Woodmansee's journey into the realm of surrogacy began when she married David Woodmansee. She already had three children; he had two children followed by a vasectomy.
But the couple wanted to have a child together. After a seemingly unsuccessful vasectomy reversal, the couple still couldn't conceive.
“I was just like, wow, I can't imagine going through this and not already having a child,” she said, referring to the heartbreak of not being able to conceive. She loved being pregnant, and wished there was a way she could help other families struggling to have a child.
So, in 2006, she was matched with a family and gave birth to her first surrogate child.

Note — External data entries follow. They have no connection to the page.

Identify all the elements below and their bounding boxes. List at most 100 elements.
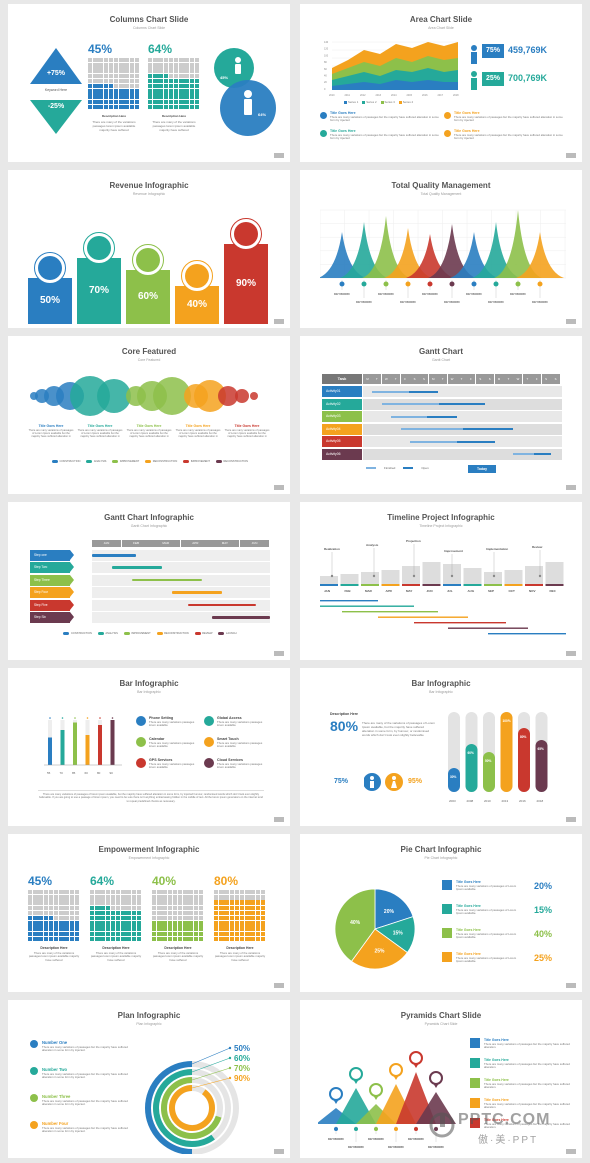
waffle-cell — [33, 895, 38, 900]
item-text: There are many variations of passages of… — [175, 429, 221, 439]
x-tick: 2014 — [391, 94, 397, 97]
waffle-cell — [183, 910, 188, 916]
page-number — [566, 651, 576, 656]
waffle-cell — [214, 905, 219, 910]
year-label: 2013 — [502, 799, 509, 803]
bar-open — [427, 415, 457, 418]
waffle-cell — [250, 926, 255, 931]
waffle-cell — [157, 926, 162, 931]
slide-timeline[interactable]: Timeline Project Infographic Timeline Pr… — [300, 502, 582, 660]
slide-gantt-infographic[interactable]: Gantt Chart Infographic Gantt Chart Info… — [8, 502, 290, 660]
waffle-cell — [163, 73, 168, 78]
legend-entry: IMPROVEMENT — [183, 460, 210, 463]
slide-pyramids[interactable]: Pyramids Chart Slide Pyramids Chart Slid… — [300, 1000, 582, 1158]
waffle-cell — [90, 931, 95, 936]
year-label: 2010 — [484, 799, 491, 803]
step-label: Step Two — [30, 562, 70, 574]
waffle-cell — [168, 84, 174, 89]
waffle-cell — [98, 58, 103, 63]
waffle-cell — [188, 895, 193, 900]
waffle-cell — [229, 931, 234, 936]
peak-keyword: KEYWORD — [444, 300, 461, 304]
plan-items: Number One There are many variations of p… — [30, 1040, 130, 1150]
waffle-cell — [90, 900, 95, 905]
revenue-bar — [224, 244, 268, 324]
slide-revenue[interactable]: Revenue Infographic Revenue Infographic … — [8, 170, 290, 328]
slice-label: 40% — [350, 920, 361, 926]
waffle-cell — [198, 916, 204, 921]
x-tick: 2018 — [453, 94, 459, 97]
waffle-cell — [188, 936, 193, 942]
waffle-cell — [103, 84, 108, 89]
slide-title: Revenue Infographic — [109, 181, 189, 190]
waffle-cell — [229, 900, 234, 905]
pyramid-keyword: KEYWORD — [388, 1145, 405, 1149]
peak-keyword: KEYWORD — [400, 300, 417, 304]
waffle-cell — [184, 104, 189, 110]
footer-text: There are many variations of passages of… — [38, 790, 264, 803]
waffle-cell — [88, 99, 93, 104]
waffle-cell — [110, 905, 116, 910]
waffle-cell — [245, 926, 250, 931]
activity-row — [363, 448, 562, 460]
waffle-cell — [179, 99, 184, 104]
waffle-cell — [100, 931, 105, 936]
waffle-cell — [250, 931, 255, 936]
waffle-cell — [54, 931, 59, 936]
slide-gantt[interactable]: Gantt Chart Gantt Chart Task M T W T F S S M T W T F… — [300, 336, 582, 494]
pie-slice — [334, 888, 376, 962]
slide-bar-infographic-1[interactable]: Bar Infographic Bar Infographic 55 70 85 60… — [8, 668, 290, 826]
waffle-cell — [88, 78, 93, 84]
slide-empowerment[interactable]: Empowerment Infographic Empowerment Info… — [8, 834, 290, 992]
slide-quality[interactable]: Total Quality Management Total Quality M… — [300, 170, 582, 328]
feature-icon — [204, 737, 214, 747]
waffle-cell — [193, 895, 198, 900]
arc-dot — [228, 1056, 232, 1060]
page-number — [274, 319, 284, 324]
waffle-cell — [119, 84, 124, 89]
bar — [448, 768, 460, 792]
waffle-cell — [184, 94, 189, 99]
slide-core-featured[interactable]: Core Featured Core Featured Title Goes H… — [8, 336, 290, 494]
waffle-cell — [93, 58, 98, 63]
legend-swatch — [86, 460, 93, 463]
bar-finished — [391, 415, 428, 418]
slide-plan[interactable]: Plan Infographic Plan Infographic Number… — [8, 1000, 290, 1158]
slide-columns-chart[interactable]: Columns Chart Slide Columns Chart Slide … — [8, 4, 290, 162]
waffle-cell — [189, 104, 194, 110]
waffle-cell — [134, 68, 140, 73]
arc — [169, 1085, 215, 1131]
waffle-cell — [255, 910, 260, 916]
step-arrow — [70, 574, 74, 585]
feature-title: Global Access — [217, 716, 242, 720]
peak-dot — [361, 281, 367, 287]
waffle-cell — [188, 916, 193, 921]
y-tick: 20 — [324, 81, 327, 84]
bar-value: 80% — [520, 735, 527, 739]
slide-bar-infographic-2[interactable]: Bar Infographic Bar Infographic Descript… — [300, 668, 582, 826]
legend-swatch — [123, 632, 130, 635]
waffle-cell — [189, 78, 194, 84]
bar-value: 90% — [235, 278, 256, 289]
slide-area-chart[interactable]: Area Chart Slide Area Chart Slide 140 120… — [300, 4, 582, 162]
waffle-cell — [198, 926, 204, 931]
legend-label: RECONSTRUCTION — [152, 460, 178, 463]
waffle-cell — [48, 931, 54, 936]
month-label: MAY — [406, 589, 412, 593]
peak — [362, 216, 410, 278]
peak-keyword: KEYWORD — [488, 300, 505, 304]
arc — [161, 1077, 222, 1139]
waffle-cell — [59, 921, 64, 926]
waffle-cell — [157, 916, 162, 921]
bubble — [250, 392, 258, 400]
milestone-dot — [450, 574, 454, 578]
feature-icon — [136, 716, 146, 726]
waffle-cell — [129, 78, 134, 84]
check-icon — [320, 112, 327, 119]
waffle-cell — [114, 63, 119, 68]
slide-pie[interactable]: Pie Chart Infographic Pie Chart Infograp… — [300, 834, 582, 992]
waffle-cell — [114, 73, 119, 78]
triangle-indicator — [30, 48, 82, 134]
waffle-cell — [124, 84, 129, 89]
today-marker: Today — [468, 465, 496, 473]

“I think a lot of people think a surrogate must be in a financial bind and that's why she's going to do this to her body and go through nine months of hell. And that's not the case at all,” Woodmansee said. Most surrogates are in it for the right reasons, she said. Out of the hundreds of surrogacies she's heard about, she said only a few have had troublesome endings.
What's it like carrying a child that's not your own?
“I am baby-sitting for nine months,” Woodmansee said. She admitted that during a surrogate pregnancy, she's even more careful and vigilant than she was with her own pregnancies. “The child or children aren't mine and I will be giving them back. Everybody asks ‘How do you give them up?' I'm not giving them up, I'm giving them back.”
In fact, the biggest moment of joy for Woodmansee in any surrogate pregnancy is the moment of giving the child back to his or her parents. “It's just like ‘Oh wow, I just did that.' All that pain is totally worth it.”